The Cowboy Way
There is something to be said about the traditional role of the male and masculinity in today’s society.
For one thing, it has been perverted and twisted in the media, which is as good a reason as any other to avoid using that media. Television, and to a great part, film has been taken over by those foisting homosexuality and if not that, then at least metrosexuality or even thug-dom as role models for today’s kids.
Some here will remember Tom Mix, others Gene Autry, or any number of men depicted in older films, exhibiting a quiet strength, honesty and fortitude. The modern-day Hollywood has cast those role models aside and even ridiculed what it means to be an American Man. More specifically, what the character of an American Man ought to be.
I would say that character is best personified by the old Code of the West, or The Cowboy Way.
A man, perhaps so poor in material wealth as to merely own the horse and saddle under him, the guns on his hip and the Winchester in its scabbard, the clothes on his back and the Stetson on his head, carried greater nobility in his person than some effeminate city dweller with soft hands.
It was a nation, comprised of men such as this, that kept us strong for many generations.
Saturday, October 06, 2007
TOUGH GUYS
”The Code of the West was a gentleman’s agreement to certain rules of conduct. It was never written into the statutes, but it was respected everywhere on the range”.
-Ramon F. AdamsThis week while looking at some statements by Senator Obama I brought up the fact that he comes across a bit prissy, that he lacks the tough guy image that you want in a leader. A commenter, Lance, pointed out that none of the candidates (other than Senator Clinton) really seem all that tough which got me thinking. What is a tough guy? What makes people seem less that way today? Why have we moved away from the idea of masculinity and toughness being valuable?
The problem with this concept is that the idea of the tough guy has been so damaged in western culture that like machismo it has become a caricature. Being tough today is thought of in terms of being a brute or a thug, it’s a description of what you do to others rather than what you are.
For many, being tough is being prison tough. Never backing down, always looking like you’d kill someone if you weren’t being held back. Always needing to be on top, never showing weakness. This is the phony tough guy that gang bangers exemplify, that’s on the face of every convict. I’m not a victim, I’m dangerous, don’t think you can take advantage of me. This sort of toughness isn’t a character of virtue, but a facade put on to show the world how “bad” you are. It’s strutting like a rooster, treating everyone as victims to be abused and used for your enjoyment, and being afraid of anyone seeing you be anything else.
The phony tough guy is the guy that wants to fight at the drop of a hat, that can’t work out the difference between a meaningless statement and a genuine injurious insult. Someone for whom every time the other guy has to back down. Someone who can’t show a moment’s weakness, then defines weakness as ever being anything but a cartoon of masculinity. Showing affection at a child’s actions? You’re being a bitch. Giving in when the issue is meaningless? You’re weak. Crying when things are really hard? You are nothing.
This is the opposite problem from the Alda-ized metrosexual male of todays culture, the kind of man who carries a man-purse, gets manicures and facials, is worried about wearing the latest fashions, and cries about everything. The fake tough guy is the guy who rejects that but still doesn’t know much about real masculinity, so he becomes a stereotype, a phony tough guy.

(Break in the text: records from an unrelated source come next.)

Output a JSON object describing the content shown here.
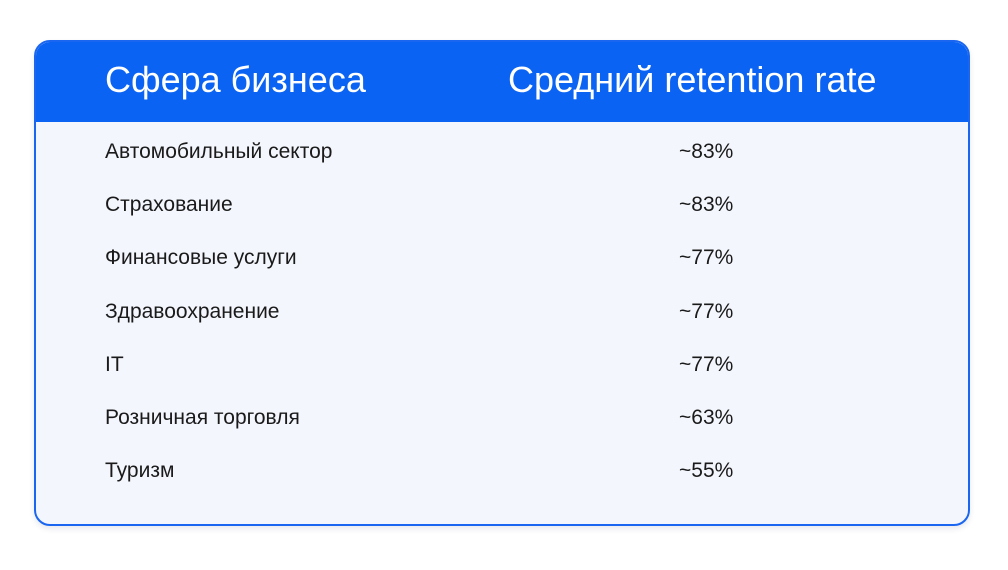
{
  "table": {
    "headers": [
      "Сфера бизнеса",
      "Средний retention rate"
    ],
    "rows": [
      {
        "sector": "Автомобильный сектор",
        "rate": "~83%"
      },
      {
        "sector": "Страхование",
        "rate": "~83%"
      },
      {
        "sector": "Финансовые услуги",
        "rate": "~77%"
      },
      {
        "sector": "Здравоохранение",
        "rate": "~77%"
      },
      {
        "sector": "IT",
        "rate": "~77%"
      },
      {
        "sector": "Розничная торговля",
        "rate": "~63%"
      },
      {
        "sector": "Туризм",
        "rate": "~55%"
      }
    ]
  },
  "colors": {
    "header_bg": "#0a63f3",
    "border": "#1a66f0",
    "body_bg": "#f3f6fd",
    "text": "#1a1a1a",
    "header_text": "#ffffff"
  }
}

There are genuine tough guys out there still, although each generation seems to produce fewer. The real tough guy doesn’t feel any need to prove it to anyone - and yet everyone seems to know. The real tough guy doesn’t have to posture constantly and seem tough, he is. The real tough guy knows that toughness is how you face life, not how you treat others. He can be compassionate, affectionate, gentle, sympathetic, and kind without being weak, easily manipulated, effeminate, or prissy.
As a pattern for what a tough guy is like facing life, I’d like to use something from the past, when men had to be tough just to survive. A primer on facing life as a man without becoming a thug or an unfeeling stone: The Cowboy Way.
There was no official codified list of ways to behave for cowboys, they picked it up from each other, watching what they saw as noble and proper and rejecting what they saw as improper and unmanly. The code is closely related to the code of chivalry, for good reason: cowboys didn’t sprout out of cactus and rocks, they were men from all around the world who came to America to start a new life with only their weaknesses and lack of will to hold them back. A place where a man could make anything of himself if he had the will and the strength to do it. Nobles, scholars, athletes, soldiers, farmer, politicians, all sorts of men came to the west, and their past faded into the vast distances as they became something new.
And they patterned what they thought men ought to be based on what a gentleman was like in more civilized areas. The Cowboy Way took the code of a gentleman and adapted it to the rougher, more dangerous and challenging nature of the old west, which was truly wild at times. From this they maintained a certain decorum and pattern of proper behavior that, while it would not be welcome in any lordly manor, would still be familiar.